Feature image: Courtesy of Amanda Milligan.
By Xiao Faria daCunha
On a dimly lit stage, a dancer is seated elegantly in a wooden chair. She fidgets in her seat, stretching her limbs as if slowly waking up from a trance. The movements gradually intensify, but the lady still appears to be invisibly confined within a certain radius around the chair. It is only when the dancer removes her dress that she gains full freedom. Liberated, the lady strides across the floating white balloons pinned to the stage’s floor. The balloons get pulled and tangled as she bends, reaches, and rolls. Their shadows cast into deformed clusters on the back wall. Toward the end, the staff enter the stage, remove the balloons, and finally, the chair, leaving the dancer staring into the empty room. Light’s out.
“Lady” was the first piece in a new body of work by Chicago-based dancer and choreographer Amanda Milligan. The series is inspired by the works of American painter John Singer Sargent, whose portraits primarily capture the women of the Edwardian Era high society.
For Milligan, choreographing after a visual art piece is an act of restoration, imagination, and exaggeration. “We know so much about John Singer Sargent, but barely anything about the women he painted,” said Milligan. “Who were they? How did they feel?”


For example, the “naked” lady was far more active and mobile, interacting with the balloons with curiosity and frustration. By undressing her, Milligan freed her. At the same time, she reminds the viewer that while the painted woman is two-dimensional, their existence was not — the painting omits and erases the subject’s true identity.
In “Queens Head,” inspired by “Ellen Terry as Lady Macbeth,” the dancer wears a weighted cape with various fabrics representing the victims in Lady Macbeth’s story, following a choreography guided by significant lines spoken by the murderous queen. This combination investigates the emotions and struggles the mad queen experienced throughout the story and the labor demanded from the actress to portray such a character on stage.
The next piece, “Ruckus,” is named after “El Jaleo (The Ruckus),” one of Sargent’s earlier paintings capturing the livelihood of the commoners. Here, Milligan goes behind the scenes: one dancer plays Sargent, dancing with the female dancer during the first half, then sits to the side with a paper pad while a character study (created by Chicago-based artist Ava Leldo) comes together via projection on the backdrop. This multimedia approach honors the creative process while recreating the passion, noises, and livelihood excluded from the completed painting.

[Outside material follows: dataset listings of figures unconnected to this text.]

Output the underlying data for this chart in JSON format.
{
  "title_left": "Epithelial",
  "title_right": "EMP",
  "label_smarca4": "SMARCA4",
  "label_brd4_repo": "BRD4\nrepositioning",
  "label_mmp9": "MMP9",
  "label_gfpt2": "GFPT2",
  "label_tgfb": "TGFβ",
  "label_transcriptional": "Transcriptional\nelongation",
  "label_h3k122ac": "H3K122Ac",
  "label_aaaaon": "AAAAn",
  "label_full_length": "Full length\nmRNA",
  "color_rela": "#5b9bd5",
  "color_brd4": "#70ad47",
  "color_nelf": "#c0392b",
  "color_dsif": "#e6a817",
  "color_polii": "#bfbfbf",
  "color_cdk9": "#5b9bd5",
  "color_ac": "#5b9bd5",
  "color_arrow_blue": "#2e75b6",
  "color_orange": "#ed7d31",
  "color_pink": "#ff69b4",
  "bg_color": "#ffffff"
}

“I love Sargent’s work, but we also must be honest that he was fully coming in from the lens of the male gaze,” said Milligan. “ I wanted to step in so we can look at these women from a female lens to restore these women’s complex humanity that got lost in the paintings.”
“Lady”, “ Ruckus” and “X” will premiere in Chicago on June 20th and 21st at Chicago Danztheatre Ensemble Theatre (1650 W Foster Ave, Chicago, IL 60640) as part of “A Gallery of Dances,” a multi-story, multimedia dance performance produced by Chicago-based Dance Company, Darvin Dances.